L’associazione paracetamolo e ibuprofene, combinazione a dose fissa di paracetamolo (500 mg) e ibuprofene (150 mg), è un farmaco a prescrizione medica inserito in fascia C su ricetta ripetibile, disponibile in Italia e approvato per il trattamento temporaneo del dolore associato a cefalea, emicrania, mal di schiena, dolori mestruali, mal di denti, dolori muscolari, sintomi influenzali e da raffreddamento, mal di gola e febbre.

L'associazione paracetamolo e ibuprofene in un'unica compressa è disponibile in Italia per il trattamento delle infiammazioni associate a dolore e febbre
L’associazione paracetamolo e ibuprofene in un’unica compressa è disponibile in Italia per il trattamento delle infiammazioni associate a dolore e febbre

La riduzione dei dosaggi, rispetto alle formulazioni tradizionali, consente un impiego più efficiente dei principi attivi e minori effetti collaterali, coniugando i vantaggi del paracetamolo a quelli dell’ibuprofene. In particolare, studi clinici hanno dimostrato un’efficacia nel controllo del dolore superiore del 30%, un aumento della durata dell’effetto analgesico e una maggior velocità di azione rispetto alle due molecole assunte separatamente.
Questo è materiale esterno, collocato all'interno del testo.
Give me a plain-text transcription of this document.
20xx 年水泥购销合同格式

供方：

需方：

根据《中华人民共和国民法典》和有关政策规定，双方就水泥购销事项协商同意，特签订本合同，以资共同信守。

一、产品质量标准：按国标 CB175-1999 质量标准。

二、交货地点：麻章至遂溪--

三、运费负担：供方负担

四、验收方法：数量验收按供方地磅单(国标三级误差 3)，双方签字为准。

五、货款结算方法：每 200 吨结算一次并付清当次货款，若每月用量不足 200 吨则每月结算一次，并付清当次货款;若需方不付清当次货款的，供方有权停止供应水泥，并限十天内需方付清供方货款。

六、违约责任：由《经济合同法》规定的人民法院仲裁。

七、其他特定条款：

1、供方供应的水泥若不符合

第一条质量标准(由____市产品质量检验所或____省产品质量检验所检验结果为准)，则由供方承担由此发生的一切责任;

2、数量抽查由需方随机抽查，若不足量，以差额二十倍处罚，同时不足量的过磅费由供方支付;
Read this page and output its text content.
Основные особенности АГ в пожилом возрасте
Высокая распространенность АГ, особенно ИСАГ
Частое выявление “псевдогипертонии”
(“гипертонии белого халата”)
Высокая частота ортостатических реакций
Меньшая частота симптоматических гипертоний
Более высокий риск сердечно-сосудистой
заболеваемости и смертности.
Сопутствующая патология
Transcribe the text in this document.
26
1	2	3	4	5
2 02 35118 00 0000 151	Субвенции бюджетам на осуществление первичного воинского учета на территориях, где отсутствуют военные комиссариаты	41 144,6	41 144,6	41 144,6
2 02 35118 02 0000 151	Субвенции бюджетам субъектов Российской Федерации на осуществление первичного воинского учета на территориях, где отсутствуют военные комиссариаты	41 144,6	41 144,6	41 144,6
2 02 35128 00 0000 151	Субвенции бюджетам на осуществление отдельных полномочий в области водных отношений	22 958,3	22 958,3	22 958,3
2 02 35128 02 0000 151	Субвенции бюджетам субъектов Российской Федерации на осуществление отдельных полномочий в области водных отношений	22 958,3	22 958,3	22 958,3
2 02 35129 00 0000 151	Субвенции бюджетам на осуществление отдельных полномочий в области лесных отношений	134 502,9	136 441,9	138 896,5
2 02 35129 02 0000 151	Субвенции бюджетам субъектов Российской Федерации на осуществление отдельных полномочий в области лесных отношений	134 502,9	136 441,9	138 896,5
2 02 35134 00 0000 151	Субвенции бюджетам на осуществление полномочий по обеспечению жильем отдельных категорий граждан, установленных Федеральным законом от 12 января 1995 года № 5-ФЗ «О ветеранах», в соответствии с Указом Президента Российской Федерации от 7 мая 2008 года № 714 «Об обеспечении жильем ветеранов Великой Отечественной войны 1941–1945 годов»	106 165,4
La disponibilità del farmaco, che vanta efficacia analgesica, antipiretica e antinfiammatoria in un’unica compressa per gli stati infiammatori associati a dolore o febbre nell’adulto, è stata resa nota da Angelini attraverso un comunicato stampa.

Associazione paracetamolo e ibuprofene per i disturbi non differibili

Mal di gola, sinusite, otite, mal di denti, dolori muscolari sono solo alcuni esempi dei cosiddetti disturbi non differibili, stati infiammatori con sintomatologia mista, associati a dolore e, a volte, febbre.

«I disturbi non differibili sono l’insieme dei problemi (in prevalenza le patologie acute) che portano i pazienti, in cerca di risposte rapide ed efficaci, presso l’ambulatorio del medico di famiglia, impattando per il 30% sul suo carico di lavoro – evidenzia Pierangelo Lora Aprile, segretario scientifico e responsabile Area medicina del Dolore e Cure Palliative della SIMG. – In queste situazioni, è spesso presente un dolore di tipo infiammatorio e il medico di famiglia, nel 75% dei casi fino ad oggi, faceva riferimento al FANS a dosaggio pieno come prima possibilità di cura, poiché difficilmente l’associazione con un antalgico dava garanzie di regolare assunzione. Grazie all’attività sinergica tra le due molecole, che ha consentito di ridurne le dosi, l’associazione paracetamolo e ibuprofene ha un profilo di sicurezza maggiore e potrà essere utilizzata anche per tipologie di pazienti particolari, come anziani, diabetici o soggetti affetti da patologie cardiovascolari che non potrebbero assumere antinfiammatori ai dosaggi consueti. Inoltre, laddove il medico faceva già riferimento alla possibile co-prescrizione di due farmaci – uno ad azione centrale (paracetamolo) e uno ad azione periferica (FANS) – la disponibilità di una soluzione innovativa che coniuga in un’unica compressa i due principi attivi potrà migliorare l’aderenza dei pazienti alla cura, rendendola di fatto più efficace».

«L’associazione ibuprofene e paracetamolo, dal punto di vista farmacologico, permette di ottenere due vantaggi fondamentali – illustra Diego Fornasari, professore di Farmacologia presso l’Università degli Studi di Milano. – Il primo è a livello farmacodinamico e riguarda l’interazione fra i due principi attivi, che hanno meccanismi d’azione diversi e complementari: mentre l’ibuprofene è un classico FANS che agisce inibendo gli enzimi implicati nei processi infiammatori, il paracetamolo è un analgesico ad azione centrale. La combinazione permette quindi di aggredire il dolore su fronti diversi, ottenendo un effetto terapeutico sinergico, superiore alla somma dei due farmaci presi singolarmente. A livello farmacocinetico, invece, la co-somministrazione della coppia di molecole accelera l’assorbimento del paracetamolo, poiché l’ibuprofene ne facilita il passaggio dallo stomaco all’intestino. I dosaggi dei due principi attivi sono stati studiati in modo da rendere più efficace il nuovo medicinale, limitandone, allo stesso tempo, gli eventi avversi».